Sécurité en ligne: pas de consensus sur les obligations de retrait de contenus

Émilie Bergeron, La Presse Canadienne
Sécurité en ligne: pas de consensus sur les obligations de retrait de contenus

OTTAWA — Les experts chargés de conseiller le gouvernement fédéral dans l’élaboration d’un projet de loi sur la sécurité en ligne recommandent l’imposition d’obligations de retrait de contenus préjudiciables pour les enfants, mais ne s’entendent pas tous pour que de pareilles exigences s’appliquent à toute forme de publication potentiellement haineuse.

«Certains experts ont exprimé leur inquiétude quant à l’obligation de retirer toute forme de contenu, à l’exception peut-être du contenu qui appelle explicitement à la violence et à l’exploitation sexuelle des enfants», est-il écrit dans un résumé des discussions du groupe de 12 spécialistes publié vendredi par Ottawa.

Des membres du panel ont signalé qu’ils redoutent que les groupes marginalisés soient particulièrement touchés par une approche de suppression plutôt qu’une de «gestion de risques».

«Ils ont expliqué qu’au lieu d’être obligés de retirer du contenu, les services seraient obligés de gérer leurs risques, ce qu’ils pourraient faire en retirant du contenu, mais aussi en utilisant d’autres outils.»

D’autres experts ont plutôt dit préférer des obligations de retrait à portée plus vaste. «Ils ont expliqué qu’il valait mieux pécher par excès de prudence. Ils ont exprimé leur préférence pour un retrait excessif du contenu, plutôt qu’un retrait insuffisant», est-il souligné dans le compte-rendu.
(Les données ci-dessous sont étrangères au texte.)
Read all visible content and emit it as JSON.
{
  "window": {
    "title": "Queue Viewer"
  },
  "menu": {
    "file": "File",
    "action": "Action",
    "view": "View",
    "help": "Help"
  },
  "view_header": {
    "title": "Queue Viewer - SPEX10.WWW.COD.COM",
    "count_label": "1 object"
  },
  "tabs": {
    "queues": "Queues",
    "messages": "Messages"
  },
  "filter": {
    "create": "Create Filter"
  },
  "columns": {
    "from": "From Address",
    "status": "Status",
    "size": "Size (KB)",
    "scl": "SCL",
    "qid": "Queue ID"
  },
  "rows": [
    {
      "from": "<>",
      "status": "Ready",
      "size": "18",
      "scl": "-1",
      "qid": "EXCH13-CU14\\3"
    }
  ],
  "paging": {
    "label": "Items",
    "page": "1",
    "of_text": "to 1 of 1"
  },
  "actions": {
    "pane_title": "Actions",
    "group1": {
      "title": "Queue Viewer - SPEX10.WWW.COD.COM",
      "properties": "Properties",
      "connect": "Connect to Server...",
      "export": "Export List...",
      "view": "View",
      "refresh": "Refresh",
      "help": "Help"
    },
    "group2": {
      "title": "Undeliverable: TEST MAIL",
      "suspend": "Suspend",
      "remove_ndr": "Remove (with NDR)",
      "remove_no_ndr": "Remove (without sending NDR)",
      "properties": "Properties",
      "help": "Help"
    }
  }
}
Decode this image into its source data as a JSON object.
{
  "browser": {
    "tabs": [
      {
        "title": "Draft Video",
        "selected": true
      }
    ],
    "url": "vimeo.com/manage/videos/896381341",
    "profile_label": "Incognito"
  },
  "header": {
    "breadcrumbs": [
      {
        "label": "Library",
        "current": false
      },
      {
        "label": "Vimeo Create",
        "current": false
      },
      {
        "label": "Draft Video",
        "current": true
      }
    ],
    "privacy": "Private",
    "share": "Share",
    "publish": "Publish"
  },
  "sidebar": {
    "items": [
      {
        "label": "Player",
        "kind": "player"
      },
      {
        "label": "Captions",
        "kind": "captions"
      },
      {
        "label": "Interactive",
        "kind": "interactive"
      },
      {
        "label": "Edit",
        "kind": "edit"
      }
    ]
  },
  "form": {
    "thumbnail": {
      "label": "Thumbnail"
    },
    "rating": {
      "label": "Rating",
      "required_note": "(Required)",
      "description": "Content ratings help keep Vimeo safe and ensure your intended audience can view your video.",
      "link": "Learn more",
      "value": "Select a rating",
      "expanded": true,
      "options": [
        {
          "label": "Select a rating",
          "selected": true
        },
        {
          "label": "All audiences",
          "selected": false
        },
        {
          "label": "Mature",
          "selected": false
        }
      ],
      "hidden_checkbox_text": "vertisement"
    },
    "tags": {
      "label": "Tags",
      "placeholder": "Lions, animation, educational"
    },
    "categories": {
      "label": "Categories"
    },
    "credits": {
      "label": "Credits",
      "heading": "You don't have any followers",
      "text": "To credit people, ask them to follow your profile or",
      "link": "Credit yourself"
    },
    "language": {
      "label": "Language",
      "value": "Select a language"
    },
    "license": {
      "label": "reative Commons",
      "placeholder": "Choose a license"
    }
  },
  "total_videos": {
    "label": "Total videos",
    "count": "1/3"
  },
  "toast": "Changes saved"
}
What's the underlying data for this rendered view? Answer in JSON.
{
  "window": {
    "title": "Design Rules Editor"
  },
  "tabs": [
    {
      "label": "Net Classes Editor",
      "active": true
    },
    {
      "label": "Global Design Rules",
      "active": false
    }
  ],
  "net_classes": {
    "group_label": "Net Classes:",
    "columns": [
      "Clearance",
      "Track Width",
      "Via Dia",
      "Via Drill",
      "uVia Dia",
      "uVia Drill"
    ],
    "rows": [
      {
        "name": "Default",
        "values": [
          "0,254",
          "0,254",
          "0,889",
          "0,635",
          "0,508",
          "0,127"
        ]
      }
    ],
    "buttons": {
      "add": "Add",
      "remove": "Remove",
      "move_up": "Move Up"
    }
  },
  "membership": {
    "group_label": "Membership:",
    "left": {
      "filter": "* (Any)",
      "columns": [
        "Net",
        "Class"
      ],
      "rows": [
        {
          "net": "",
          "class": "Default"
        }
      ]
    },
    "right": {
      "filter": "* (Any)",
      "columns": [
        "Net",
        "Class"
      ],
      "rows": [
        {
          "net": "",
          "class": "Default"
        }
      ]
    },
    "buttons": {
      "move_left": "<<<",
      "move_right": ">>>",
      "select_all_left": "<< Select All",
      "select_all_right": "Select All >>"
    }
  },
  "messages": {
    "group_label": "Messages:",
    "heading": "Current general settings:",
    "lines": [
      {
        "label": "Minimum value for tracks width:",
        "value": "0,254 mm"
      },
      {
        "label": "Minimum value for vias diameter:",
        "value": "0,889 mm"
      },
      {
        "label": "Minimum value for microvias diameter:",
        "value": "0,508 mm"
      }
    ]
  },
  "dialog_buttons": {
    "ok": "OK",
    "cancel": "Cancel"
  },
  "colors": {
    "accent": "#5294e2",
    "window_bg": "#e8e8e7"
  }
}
Quoi qu’il en soit, tous sont d’avis que le cadre législatif sur lequel planche le ministre du Patrimoine, Pablo Rodriguez, devra inclure des mesures de protection rigoureuses pour les enfants.

Pour ce faire, le gouvernement pourrait mettre de l’avant des mécanismes de signalement par les utilisateurs et «l’introduction d’échéanciers pour le retrait des contenus offensants spécifiquement préjudiciables aux enfants», ont évoqué les experts.

M. Rodriguez s’est dit «100 %» en accord au cours d’une entrevue avec La Presse Canadienne. «Un enfant qui est victime de violence sexuelle ou de tout type de violence, c’est tolérance zéro. Il faut que le contenu soit enlevé automatiquement et que tout soit fait pour trouver les personnes qui ont partagé ce type d’images-là ou qui ont posé des gestes inacceptables», a-t-il dit.

Questionné à savoir où loge le gouvernement sur l’idée d’imposer des exigences de retrait pour un plus large éventail de contenus, le ministre ne s’est pas avancé.

Il est aussi demeuré vague sur un autre aspect que les experts souhaitent voir inclus dans le cadre législatif du gouvernement, c’est-à-dire la lutte à la désinformation. Si le panel insiste sur la nécessité d’agir, il souligne qu’il n’est pas simple de trouver la bonne façon de s’y prendre.

«Ils ont exprimé (…) une extrême prudence à l’égard de la définition de la désinformation dans la législation pour un certain nombre de raisons, notamment parce que cela mettrait le gouvernement en position de distinguer le vrai du faux, ce qu’il ne peut tout simplement pas faire», est-il écrit dans le résumé de leurs délibérations ayant pris fin le mois dernier.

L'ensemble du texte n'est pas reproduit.